Every researcher and policy professional knows that data lags are a fact of life. It’s not realistic to expect that we can have real-time data for every measure that matters. But the pandemic showed that it is possible to generate and share reasonably high-quality, actionable, and current data when we really need it. A few examples:
- COVID-19 data dashboards: Particularly in the early days of the pandemic, tracking COVID case counts, hospitalizations, and deaths on a near real-time basis at the county and community levels was critical for estimating risk, making policy, and targeting limited resources. Publicly available, user-friendly dashboards — like this one from The New York Times — are especially helpful for communicable diseases, where individuals can play a role in protecting themselves and keeping others safe.
- U.S. Census Bureau Household Surveys: Beginning in April 2020, the Pulse survey began asking people about pandemic-related challenges such as food scarcity, employment, delayed medical care, mental health, and so on. Questions were added and dropped as the landscape changed. Over time, the survey began asking about vaccination status and it has recently added a question about long COVID symptoms. The survey provides real-time, non-clinical data that can be easily viewed using an online interactive tool. Best of all, the data are very current; data are now available through October 17, 2022 — just two weeks ago.
- Wastewater analysis: Wastewater surveillance has been invaluable to public health officials over the last few years, allowing them to detect everything from COVID-19 (which can show up in wastewater several days before it appears in positive tests or hospitalization) to opioids to polio. New York State has a dashboard showing where COVID-19 has been detected in wastewater across the State, and it’s updated weekly. With the reemergence of polio in New York (I still can’t believe I’m typing that sentence in 2022), officials are working to improve wastewater surveillance for it, and counties are exploring using it to detect flu, Hepatitis, and opioids.

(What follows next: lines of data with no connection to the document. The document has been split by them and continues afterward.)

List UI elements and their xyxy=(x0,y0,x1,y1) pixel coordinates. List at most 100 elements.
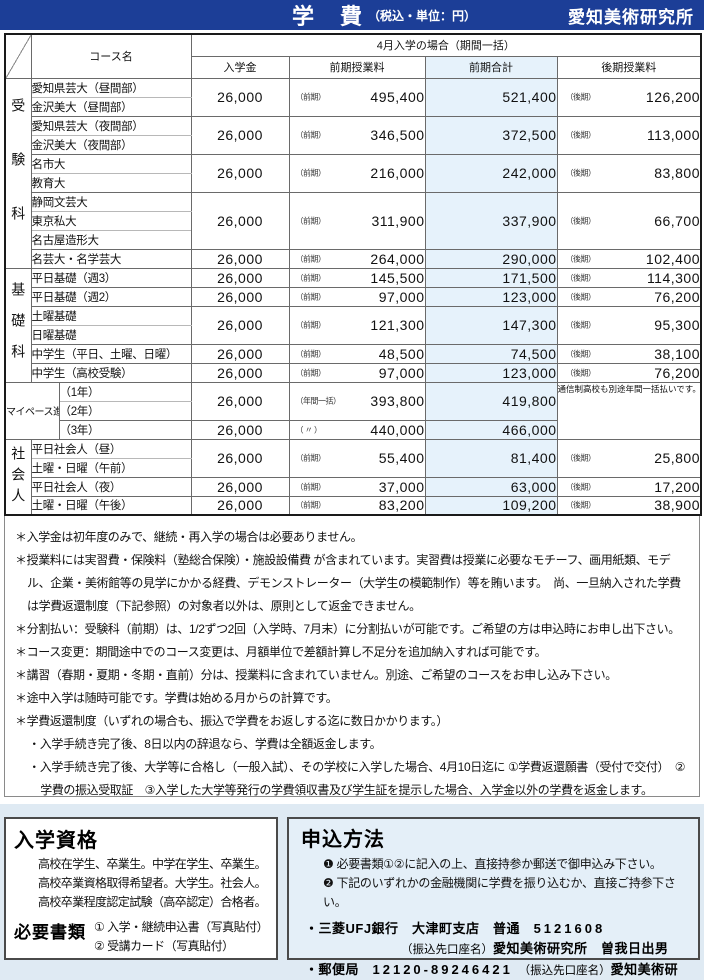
first-term-fee-cell: （前期） 346,500 xyxy=(288,115,426,155)
first-term-label: （前期） xyxy=(295,130,327,140)
course-cell: 中学生（平日、土曜、日曜） xyxy=(30,343,192,364)
table-header-row: コース名 4月入学の場合（期間一括） xyxy=(4,33,702,79)
second-term-fee-cell: （後期） 17,200 xyxy=(556,476,702,497)
second-term-fee-cell: （後期） 76,200 xyxy=(556,286,702,307)
first-total-cell: 74,500 xyxy=(424,343,558,364)
second-term-label: （後期） xyxy=(565,168,597,178)
required-documents-title: 必要書類 xyxy=(14,923,86,942)
qualification-title: 入学資格 xyxy=(14,830,98,852)
first-total-column-header: 前期合計 xyxy=(424,55,558,79)
admission-qualification-box: 入学資格 高校在学生、卒業生。中学在学生、卒業生。 高校卒業資格取得希望者。大学… xyxy=(4,817,278,960)
first-term-value: 145,500 xyxy=(370,269,425,286)
first-term-label: （前期） xyxy=(295,349,327,358)
first-total-cell: 290,000 xyxy=(424,248,558,269)
second-term-fee-cell: （後期） 102,400 xyxy=(556,248,702,269)
first-term-value: 393,800 xyxy=(370,393,425,409)
first-total-cell: 419,800 xyxy=(424,381,558,421)
account-name-label: （振込先口座名） xyxy=(401,944,493,956)
first-term-value: 311,900 xyxy=(371,212,425,229)
second-term-fee-cell: （後期） 66,700 xyxy=(556,191,702,250)
first-term-value: 37,000 xyxy=(378,478,425,495)
page-title: 学 費 xyxy=(292,4,365,29)
first-total-cell: 109,200 xyxy=(424,495,558,516)
qualification-line: 高校卒業資格取得希望者。大学生。社会人。 xyxy=(38,876,267,890)
note-sub-item: ・入学手続き完了後、大学等に合格し（一般入試）、その学校に入学した場合、4月10… xyxy=(28,760,686,797)
course-cell: （3年） xyxy=(58,419,192,440)
first-term-label: （前期） xyxy=(295,254,327,263)
bank-line-ufj: ・三菱UFJ銀行 大津町支店 普通 5121608 xyxy=(305,919,690,939)
second-term-label: （後期） xyxy=(565,453,597,463)
table-row: マイペース進学 （1年） 26,000 （年間一括） 393,800 419,80… xyxy=(4,381,702,440)
application-steps: ❶ 必要書類①②に記入の上、直接持参か郵送で御申込み下さい。 ❷ 下記のいずれか… xyxy=(323,855,690,912)
first-term-fee-cell: （ 〃 ） 440,000 xyxy=(288,419,426,440)
table-header-row: 入学金 前期授業料 前期合計 後期授業料 xyxy=(5,55,702,79)
application-title: 申込方法 xyxy=(301,829,385,851)
admission-fee-cell: 26,000 xyxy=(190,476,290,497)
table-row: 中学生（高校受験） 26,000 （前期） 97,000 123,000 （後期）… xyxy=(5,362,702,383)
second-term-label: （後期） xyxy=(565,130,597,140)
second-term-label: （後期） xyxy=(565,273,597,282)
course-cell: 平日社会人（昼） xyxy=(30,438,192,459)
notes-box: ＊入学金は初年度のみで、継続・再入学の場合は必要ありません。 ＊授業料には実習費… xyxy=(4,516,700,797)
first-total-cell: 242,000 xyxy=(424,153,558,193)
section-label: 基礎科 xyxy=(10,281,27,375)
course-column-header: コース名 xyxy=(30,33,192,79)
admission-fee-cell: 26,000 xyxy=(190,115,290,155)
bank-ufj-account: 愛知美術研究所 曽我日出男 xyxy=(493,941,669,956)
second-term-value: 126,200 xyxy=(645,89,701,105)
course-cell: 土曜・日曜（午後） xyxy=(30,495,192,516)
table-row: 中学生（平日、土曜、日曜） 26,000 （前期） 48,500 74,500 （… xyxy=(5,343,702,364)
admission-fee-cell: 26,000 xyxy=(190,286,290,307)
course-cell: 教育大 xyxy=(30,172,192,193)
course-cell: （2年） xyxy=(58,400,192,421)
note-item: ＊入学金は初年度のみで、継続・再入学の場合は必要ありません。 xyxy=(15,530,363,544)
second-term-value: 76,200 xyxy=(654,288,701,305)
second-term-label: （後期） xyxy=(565,349,597,358)
course-cell: 土曜基礎 xyxy=(30,305,192,326)
second-term-value: 66,700 xyxy=(654,212,701,229)
first-term-value: 440,000 xyxy=(370,421,425,438)
bank-post-number: 12120-89246421 xyxy=(372,962,513,977)
second-term-label: （後期） xyxy=(565,254,597,263)
first-term-fee-cell: （前期） 264,000 xyxy=(288,248,426,269)
annual-lump-label: （年間一括） xyxy=(295,396,342,406)
first-term-value: 83,200 xyxy=(378,497,425,514)
first-total-cell: 147,300 xyxy=(424,305,558,345)
table-row: 平日社会人（夜） 26,000 （前期） 37,000 63,000 （後期） 17… xyxy=(5,476,702,497)
second-term-label: （後期） xyxy=(565,216,597,225)
first-term-fee-cell: （年間一括） 393,800 xyxy=(288,381,426,421)
qualification-line: 高校在学生、卒業生。中学在学生、卒業生。 xyxy=(38,857,267,871)
note-sub-item: ・入学手続き完了後、8日以内の辞退なら、学費は全額返金します。 xyxy=(28,737,382,751)
note-item: ＊分割払い：受験科（前期）は、1/2ずつ2回（入学時、7月末）に分割払いが可能で… xyxy=(15,622,680,636)
note-item: ＊途中入学は随時可能です。学費は始める月からの計算です。 xyxy=(15,691,338,705)
first-term-value: 264,000 xyxy=(370,250,425,267)
first-total-cell: 81,400 xyxy=(424,438,558,478)
second-term-value: 114,300 xyxy=(646,269,701,286)
application-step: ❶ 必要書類①②に記入の上、直接持参か郵送で御申込み下さい。 xyxy=(323,857,662,871)
bank-post-account: 愛知美術研究所 xyxy=(610,962,679,977)
second-term-fee-cell: （後期） 76,200 xyxy=(556,362,702,383)
table-row: 受験科 愛知県芸大（昼間部） 26,000 （前期） 495,400 521,40… xyxy=(4,77,702,269)
second-term-fee-cell: （後期） 83,800 xyxy=(556,153,702,193)
first-term-label: （前期） xyxy=(295,500,327,510)
bank-ufj-name: ・三菱UFJ銀行 大津町支店 普通 xyxy=(305,921,534,936)
note-item: ＊コース変更：期間途中でのコース変更は、月額単位で差額計算し不足分を追加納入すれ… xyxy=(15,645,547,659)
admission-fee-cell: 26,000 xyxy=(190,419,290,440)
first-total-cell: 63,000 xyxy=(424,476,558,497)
table-row: 土曜基礎 26,000 （前期） 121,300 147,300 （後期） 95,3… xyxy=(5,305,702,345)
course-cell: 静岡文芸大 xyxy=(30,191,192,212)
second-term-value: 76,200 xyxy=(654,364,701,381)
first-term-fee-cell: （前期） 495,400 xyxy=(288,77,426,117)
table-row: 基礎科 平日基礎（週3） 26,000 （前期） 145,500 171,500 … xyxy=(4,267,702,383)
first-term-fee-cell: （前期） 216,000 xyxy=(288,153,426,193)
second-term-value: 38,100 xyxy=(654,345,701,362)
first-term-value: 121,300 xyxy=(370,317,425,333)
first-term-fee-cell: （前期） 145,500 xyxy=(288,267,426,288)
second-term-fee-cell: （後期） 113,000 xyxy=(556,115,702,155)
ditto-label: （ 〃 ） xyxy=(295,425,322,434)
course-cell: 愛知県芸大（昼間部） xyxy=(30,77,192,98)
table-row: 土曜・日曜（午後） 26,000 （前期） 83,200 109,200 （後期）… xyxy=(5,495,702,516)
first-term-fee-cell: （前期） 83,200 xyxy=(288,495,426,516)
second-term-fee-cell: （後期） 95,300 xyxy=(556,305,702,345)
admission-fee-cell: 26,000 xyxy=(190,343,290,364)
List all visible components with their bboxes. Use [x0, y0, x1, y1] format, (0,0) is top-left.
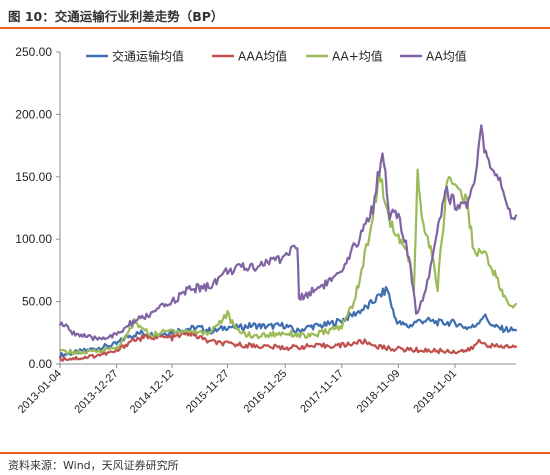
legend-label: AAA均值 [238, 49, 287, 64]
x-tick-label: 2017-11-17 [298, 368, 346, 416]
x-tick-label: 2014-12-12 [128, 368, 176, 416]
chart-axes: 0.00 50.00 100.00 150.00 200.00 250.00 2013-01… [15, 45, 516, 416]
source-note: 资料来源：Wind，天风证券研究所 [8, 459, 179, 472]
source-rule [0, 452, 550, 454]
y-tick-label: 0.00 [29, 357, 53, 371]
x-tick-label: 2018-11-09 [355, 368, 403, 416]
y-tick-label: 250.00 [15, 45, 52, 59]
legend-label: AA+均值 [332, 49, 383, 64]
y-tick-label: 100.00 [15, 232, 52, 246]
y-tick-label: 50.00 [22, 295, 52, 309]
x-tick-label: 2019-11-01 [411, 368, 459, 416]
legend-label: 交通运输均值 [112, 49, 184, 64]
title-rule [0, 27, 550, 29]
x-tick-label: 2013-12-27 [72, 368, 120, 416]
series-line [58, 124, 518, 342]
chart-legend: 交通运输均值 AAA均值 AA+均值 AA均值 [86, 49, 467, 64]
spread-line-chart: 0.00 50.00 100.00 150.00 200.00 250.00 2013-01… [15, 45, 518, 416]
series-line [58, 286, 518, 359]
series-line [58, 330, 518, 362]
x-tick-label: 2015-11-27 [184, 368, 232, 416]
x-tick-label: 2016-11-25 [242, 368, 290, 416]
chart-plot-area [58, 124, 518, 362]
y-tick-label: 150.00 [15, 170, 52, 184]
y-tick-label: 200.00 [15, 107, 52, 121]
x-tick-label: 2013-01-04 [16, 368, 64, 416]
figure-title: 图 10：交通运输行业利差走势（BP） [8, 9, 224, 24]
legend-label: AA均值 [426, 49, 467, 64]
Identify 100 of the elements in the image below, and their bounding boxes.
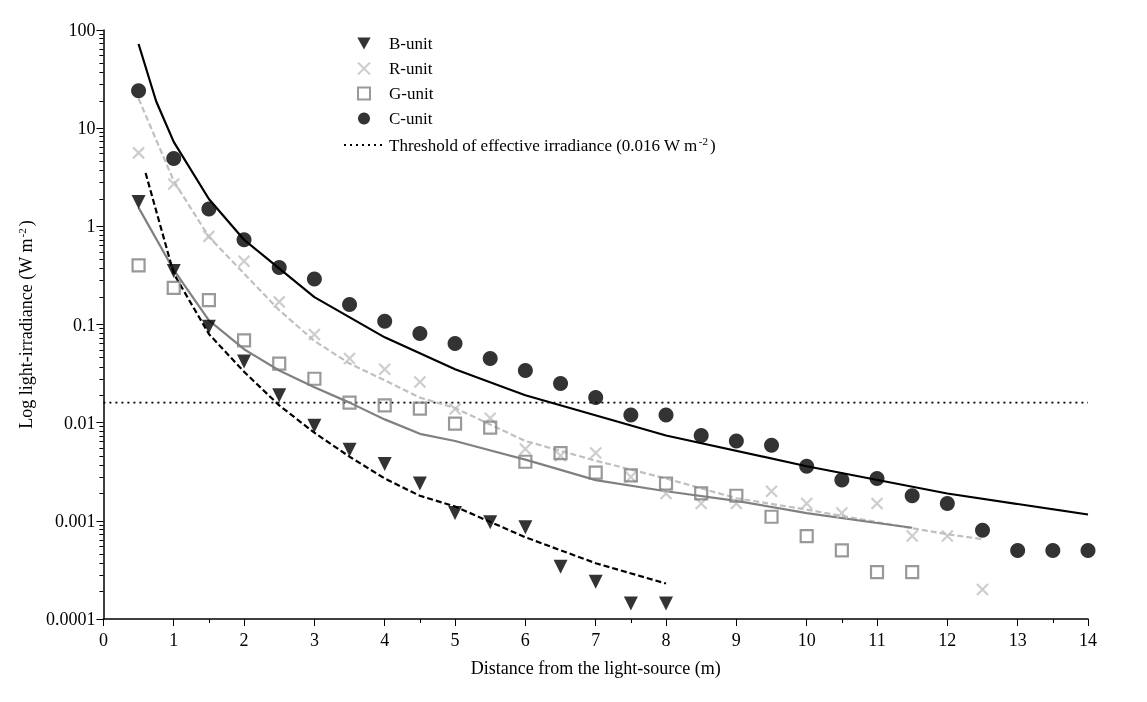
- point: [412, 476, 427, 491]
- point: [483, 515, 498, 530]
- x-axis-title: Distance from the light-source (m): [470, 658, 721, 679]
- point: [800, 496, 814, 511]
- point: [131, 194, 146, 209]
- point: [764, 437, 780, 453]
- point: [588, 465, 603, 480]
- point: [658, 476, 674, 491]
- point: [518, 454, 533, 469]
- point: [834, 543, 849, 558]
- point: [307, 371, 322, 386]
- point: [623, 407, 639, 423]
- point: [306, 271, 322, 287]
- point: [623, 596, 638, 611]
- point: [835, 506, 849, 520]
- point: [272, 295, 286, 309]
- point: [236, 232, 252, 248]
- point: [236, 333, 252, 348]
- point: [377, 313, 393, 329]
- point: [975, 522, 991, 538]
- point: [694, 496, 708, 511]
- point: [905, 565, 920, 580]
- point: [905, 529, 919, 543]
- point: [939, 496, 955, 512]
- point: [869, 470, 885, 486]
- point: [342, 442, 357, 457]
- point: [237, 254, 251, 268]
- point: [342, 395, 357, 410]
- point: [588, 390, 604, 406]
- point: [448, 506, 463, 521]
- point: [377, 456, 392, 471]
- point: [588, 574, 603, 589]
- x-tick-label: 12: [938, 630, 957, 650]
- point: [870, 496, 884, 511]
- x-tick-label: 13: [1008, 630, 1027, 650]
- point: [553, 449, 568, 463]
- point: [694, 486, 709, 501]
- x-tick-label: 4: [380, 630, 390, 650]
- x-tick-label: 0: [98, 630, 108, 650]
- legend-label: R-unit: [389, 59, 433, 78]
- y-tick-label: 0.001: [54, 510, 96, 531]
- point: [729, 496, 743, 511]
- point: [764, 509, 779, 524]
- point: [272, 356, 287, 371]
- point: [271, 260, 287, 276]
- x-tick-label: 3: [309, 630, 319, 650]
- point: [342, 296, 358, 312]
- point: [693, 428, 709, 443]
- point: [413, 375, 427, 389]
- point: [589, 446, 603, 460]
- legend-label: C-unit: [389, 109, 433, 128]
- point: [1010, 542, 1026, 558]
- x-tick-label: 10: [797, 630, 816, 650]
- point: [799, 458, 815, 474]
- legend-label: G-unit: [389, 84, 434, 103]
- x-tick-label: 1: [169, 630, 179, 650]
- point: [202, 229, 216, 243]
- point: [482, 351, 498, 367]
- point: [799, 528, 814, 544]
- point: [553, 376, 569, 392]
- legend-label: B-unit: [389, 34, 433, 53]
- point: [483, 411, 497, 425]
- point: [272, 388, 287, 403]
- point: [447, 416, 463, 431]
- point: [307, 418, 322, 433]
- point: [728, 433, 744, 449]
- point: [201, 319, 216, 334]
- point: [1080, 542, 1096, 558]
- y-tick-label: 10: [77, 118, 96, 139]
- point: [412, 325, 428, 341]
- point: [166, 264, 181, 279]
- point: [517, 363, 533, 378]
- point: [975, 582, 990, 597]
- point: [940, 529, 954, 543]
- point: [201, 293, 216, 308]
- point: [131, 146, 146, 160]
- y-tick-label: 0.01: [63, 412, 96, 433]
- point: [658, 407, 674, 423]
- point: [447, 336, 463, 352]
- x-tick-label: 14: [1079, 630, 1097, 650]
- point: [518, 520, 533, 535]
- point: [201, 201, 217, 217]
- x-tick-label: 11: [868, 630, 886, 650]
- point: [131, 83, 147, 99]
- y-tick-label: 100: [68, 20, 96, 40]
- point: [518, 442, 532, 456]
- point: [412, 401, 427, 416]
- x-tick-label: 2: [239, 630, 249, 650]
- x-tick-label: 9: [731, 630, 741, 650]
- point: [131, 258, 146, 273]
- point: [307, 327, 321, 342]
- point: [659, 596, 674, 611]
- point: [448, 402, 462, 416]
- y-axis-title: Log light-irradiance (W m-2): [15, 220, 37, 429]
- point: [237, 354, 252, 369]
- point: [553, 445, 568, 461]
- x-tick-label: 8: [661, 630, 671, 650]
- y-tick-label: 0.0001: [45, 609, 96, 629]
- point: [377, 398, 392, 413]
- point: [378, 362, 392, 376]
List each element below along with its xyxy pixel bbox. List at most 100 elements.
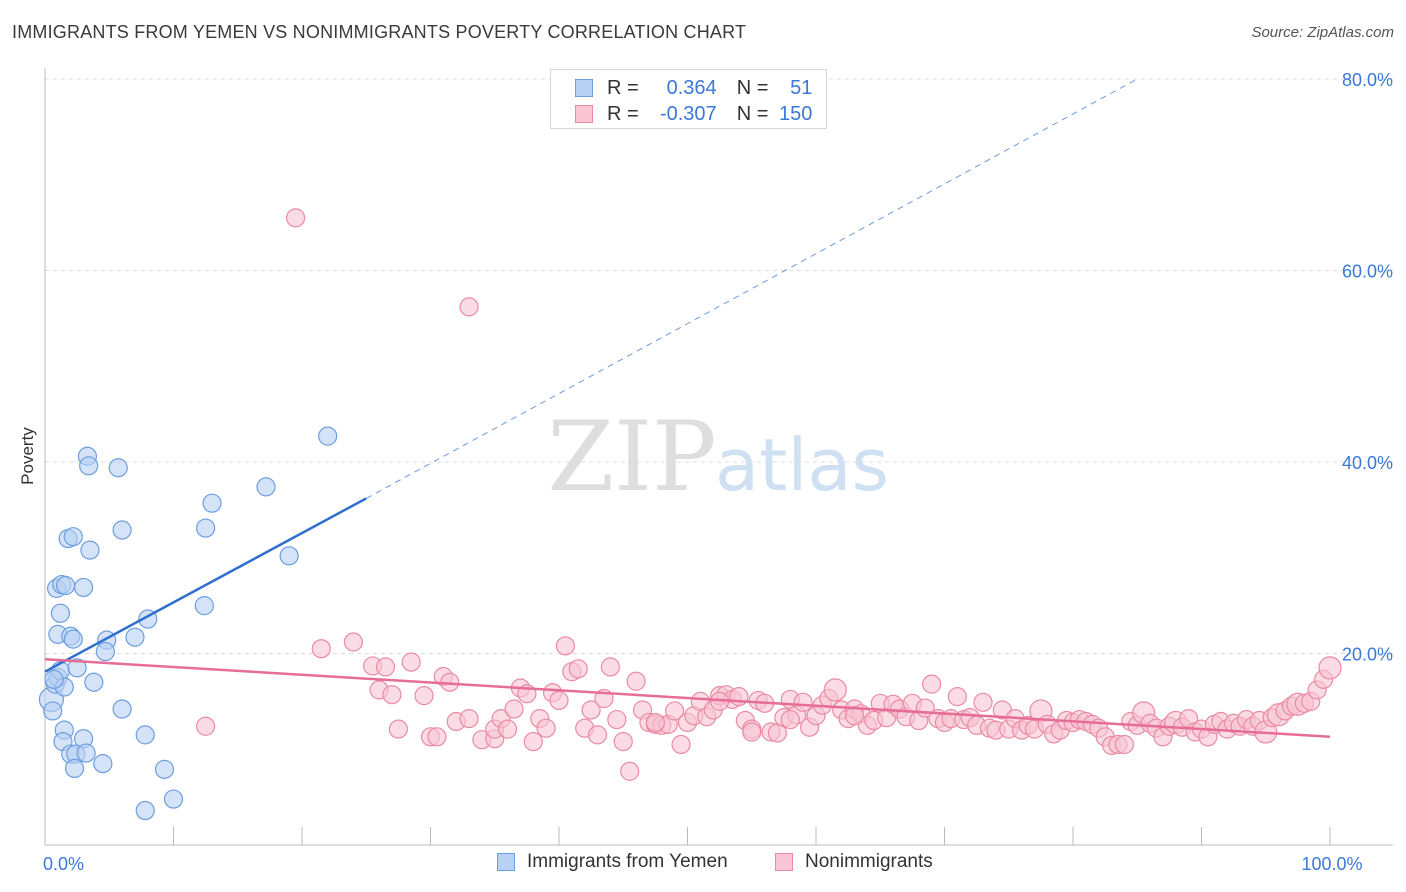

The COVID-19 pandemic underscored both the necessity and the possibilities for more current public health data. The Centers for Disease Control and Prevention has launched a Data Modernization Initiative designed to create a world in which “data moves faster than disease.” So-called “syndromic surveillance” systems move faster than traditional methods; they capture real-time health data and scan for anomalies suggesting outbreaks before diagnoses are made. If redesigned for purposes other than outbreak detection, they could be another powerful tool. The New York City Department of Health and Mental Hygiene has used “nowcasting,” a technique that originated in meteorology and relies on statistical modeling, to monitor COVID-19 in closer to real-time and make decisions. This innovative approach could also have applications beyond predicting outbreaks.
Relying on old data to confront today’s challenges means we have one hand tied behind our back when responding to public health challenges. Investing in data infrastructure is not the sexiest thing to do, but it could make a real difference. Accelerating the availability of timely and reliable data will empower us to better respond to immediate crises and to improve a wide range of chronic health issues.